The results arrive as Almarai continues to position itself as the anchor of Saudi Arabia's food security strategy. As the world's largest vertically integrated dairy company and the largest food and beverage manufacturer and distributor in the MENA region, Almarai's capacity investments — particularly in poultry — are directly aligned with the Kingdom's push under Vision 2030 to reduce reliance on food imports and build resilient domestic supply chains across protein, dairy, and staple categories.
What to Watch Next
Management has signaled that the poultry ramp-up is a near-term cost, not a structural one: the current 350-million-bird annualized run rate is expected to translate into improved revenue and profit performance in coming quarters as the additional capacity matures and unit economics normalize. Investors will be watching Q3 and Q4 for evidence that operating leverage on poultry begins to show up in margins rather than simply volume, and whether the deliberate Food-category share reduction continues to pay off in profitability terms even as headline share metrics decline.

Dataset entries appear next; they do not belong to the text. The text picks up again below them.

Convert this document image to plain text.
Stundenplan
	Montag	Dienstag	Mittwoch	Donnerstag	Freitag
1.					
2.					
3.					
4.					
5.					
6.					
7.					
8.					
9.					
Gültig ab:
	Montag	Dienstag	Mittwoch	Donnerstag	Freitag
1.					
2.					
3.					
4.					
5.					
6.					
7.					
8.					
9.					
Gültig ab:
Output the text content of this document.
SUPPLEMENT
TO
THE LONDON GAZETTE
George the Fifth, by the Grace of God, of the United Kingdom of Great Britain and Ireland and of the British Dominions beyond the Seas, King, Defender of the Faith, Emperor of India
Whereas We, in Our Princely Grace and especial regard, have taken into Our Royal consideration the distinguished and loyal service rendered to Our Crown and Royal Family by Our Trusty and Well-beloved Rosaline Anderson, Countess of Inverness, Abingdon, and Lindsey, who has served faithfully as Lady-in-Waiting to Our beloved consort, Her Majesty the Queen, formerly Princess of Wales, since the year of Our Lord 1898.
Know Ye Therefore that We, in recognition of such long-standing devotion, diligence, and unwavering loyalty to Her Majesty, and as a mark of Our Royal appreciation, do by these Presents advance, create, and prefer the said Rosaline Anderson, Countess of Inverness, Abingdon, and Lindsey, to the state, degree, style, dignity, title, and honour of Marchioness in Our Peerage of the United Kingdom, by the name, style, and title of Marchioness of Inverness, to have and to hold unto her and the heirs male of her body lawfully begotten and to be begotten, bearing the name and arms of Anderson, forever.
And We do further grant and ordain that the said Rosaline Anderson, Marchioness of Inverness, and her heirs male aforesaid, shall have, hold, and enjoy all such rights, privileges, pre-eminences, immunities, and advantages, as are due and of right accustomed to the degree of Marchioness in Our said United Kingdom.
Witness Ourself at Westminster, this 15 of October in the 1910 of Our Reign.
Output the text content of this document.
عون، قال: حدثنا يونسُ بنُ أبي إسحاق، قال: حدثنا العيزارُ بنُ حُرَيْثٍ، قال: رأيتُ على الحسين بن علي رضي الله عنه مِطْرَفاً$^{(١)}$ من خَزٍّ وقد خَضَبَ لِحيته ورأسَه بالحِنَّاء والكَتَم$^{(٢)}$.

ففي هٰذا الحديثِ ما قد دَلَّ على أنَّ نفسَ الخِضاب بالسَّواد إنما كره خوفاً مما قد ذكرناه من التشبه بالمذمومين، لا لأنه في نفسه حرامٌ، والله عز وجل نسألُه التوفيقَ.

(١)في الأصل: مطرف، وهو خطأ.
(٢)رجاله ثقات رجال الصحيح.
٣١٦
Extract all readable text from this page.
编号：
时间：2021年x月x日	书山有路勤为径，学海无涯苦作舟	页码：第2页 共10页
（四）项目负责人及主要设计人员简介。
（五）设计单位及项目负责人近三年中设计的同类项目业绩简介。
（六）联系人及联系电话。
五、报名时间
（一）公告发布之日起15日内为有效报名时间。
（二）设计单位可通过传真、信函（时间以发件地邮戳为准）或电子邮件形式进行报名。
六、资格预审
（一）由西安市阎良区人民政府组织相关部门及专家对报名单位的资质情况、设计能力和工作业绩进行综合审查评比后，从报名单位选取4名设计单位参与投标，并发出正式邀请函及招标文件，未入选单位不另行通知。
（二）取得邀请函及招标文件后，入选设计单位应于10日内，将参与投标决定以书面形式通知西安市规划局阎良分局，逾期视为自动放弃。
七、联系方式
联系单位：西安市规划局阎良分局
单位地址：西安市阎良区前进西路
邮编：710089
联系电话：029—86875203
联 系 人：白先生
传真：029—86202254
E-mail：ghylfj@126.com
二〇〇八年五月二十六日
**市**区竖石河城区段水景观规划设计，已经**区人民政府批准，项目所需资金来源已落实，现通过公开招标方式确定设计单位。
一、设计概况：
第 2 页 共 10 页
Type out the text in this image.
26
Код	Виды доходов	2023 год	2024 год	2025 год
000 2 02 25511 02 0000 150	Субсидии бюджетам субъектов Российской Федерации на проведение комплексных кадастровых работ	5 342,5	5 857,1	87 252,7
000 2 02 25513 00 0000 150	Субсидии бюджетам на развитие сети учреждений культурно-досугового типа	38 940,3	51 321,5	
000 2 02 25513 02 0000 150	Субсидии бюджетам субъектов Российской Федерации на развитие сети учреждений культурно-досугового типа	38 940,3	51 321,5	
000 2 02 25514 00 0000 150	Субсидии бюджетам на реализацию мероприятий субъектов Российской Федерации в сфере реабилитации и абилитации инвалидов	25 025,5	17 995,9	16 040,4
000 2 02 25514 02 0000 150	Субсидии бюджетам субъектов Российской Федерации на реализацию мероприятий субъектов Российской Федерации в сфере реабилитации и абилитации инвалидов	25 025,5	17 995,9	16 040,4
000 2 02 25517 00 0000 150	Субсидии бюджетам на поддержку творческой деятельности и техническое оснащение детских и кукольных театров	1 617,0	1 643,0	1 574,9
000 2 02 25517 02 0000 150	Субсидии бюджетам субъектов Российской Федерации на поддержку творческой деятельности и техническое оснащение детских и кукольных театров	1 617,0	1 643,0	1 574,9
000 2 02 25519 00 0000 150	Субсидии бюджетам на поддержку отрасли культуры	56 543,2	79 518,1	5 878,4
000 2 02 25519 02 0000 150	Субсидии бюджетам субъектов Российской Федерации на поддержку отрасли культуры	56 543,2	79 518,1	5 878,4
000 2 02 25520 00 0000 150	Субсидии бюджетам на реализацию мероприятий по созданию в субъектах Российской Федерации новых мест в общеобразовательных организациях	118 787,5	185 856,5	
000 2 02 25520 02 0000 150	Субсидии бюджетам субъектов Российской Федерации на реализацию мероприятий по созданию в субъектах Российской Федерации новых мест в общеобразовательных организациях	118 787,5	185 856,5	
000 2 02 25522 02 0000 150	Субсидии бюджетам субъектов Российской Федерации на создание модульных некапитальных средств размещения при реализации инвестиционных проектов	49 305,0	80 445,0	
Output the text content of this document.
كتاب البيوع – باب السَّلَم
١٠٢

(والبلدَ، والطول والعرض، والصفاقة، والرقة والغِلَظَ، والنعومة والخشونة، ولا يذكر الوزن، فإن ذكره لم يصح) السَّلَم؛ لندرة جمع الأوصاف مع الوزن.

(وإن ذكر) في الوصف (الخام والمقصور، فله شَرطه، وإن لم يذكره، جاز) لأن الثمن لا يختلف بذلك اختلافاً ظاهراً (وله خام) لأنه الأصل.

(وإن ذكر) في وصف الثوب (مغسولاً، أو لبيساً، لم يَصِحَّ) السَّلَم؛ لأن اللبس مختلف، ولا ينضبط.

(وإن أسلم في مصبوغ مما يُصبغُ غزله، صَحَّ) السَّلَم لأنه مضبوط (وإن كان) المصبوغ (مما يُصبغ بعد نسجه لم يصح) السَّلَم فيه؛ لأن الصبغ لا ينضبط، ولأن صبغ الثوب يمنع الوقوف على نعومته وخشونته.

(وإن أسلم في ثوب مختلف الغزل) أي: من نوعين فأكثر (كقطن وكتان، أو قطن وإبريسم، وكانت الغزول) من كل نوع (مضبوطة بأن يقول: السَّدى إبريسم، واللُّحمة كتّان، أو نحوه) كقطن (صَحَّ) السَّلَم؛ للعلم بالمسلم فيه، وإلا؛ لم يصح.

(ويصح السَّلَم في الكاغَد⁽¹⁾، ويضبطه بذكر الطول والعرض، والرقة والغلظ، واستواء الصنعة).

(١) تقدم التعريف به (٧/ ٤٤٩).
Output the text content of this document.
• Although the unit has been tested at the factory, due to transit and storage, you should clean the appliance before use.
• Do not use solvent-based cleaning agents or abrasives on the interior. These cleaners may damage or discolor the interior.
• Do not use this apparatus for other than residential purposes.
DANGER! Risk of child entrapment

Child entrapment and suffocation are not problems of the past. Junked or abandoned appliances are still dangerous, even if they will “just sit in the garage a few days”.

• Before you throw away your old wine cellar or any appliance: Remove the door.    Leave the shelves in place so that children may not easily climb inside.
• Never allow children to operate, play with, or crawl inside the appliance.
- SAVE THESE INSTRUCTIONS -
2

For the broader Saudi and MENA food sector, Almarai's results reinforce a pattern also visible across the region's largest protein and dairy players: top-line growth remains readily available given strong underlying demand and population growth, but converting that growth into margin expansion requires absorbing genuinely higher structural costs in energy, logistics, and feed — a dynamic likely to persist through 2026 regardless of which company is reporting.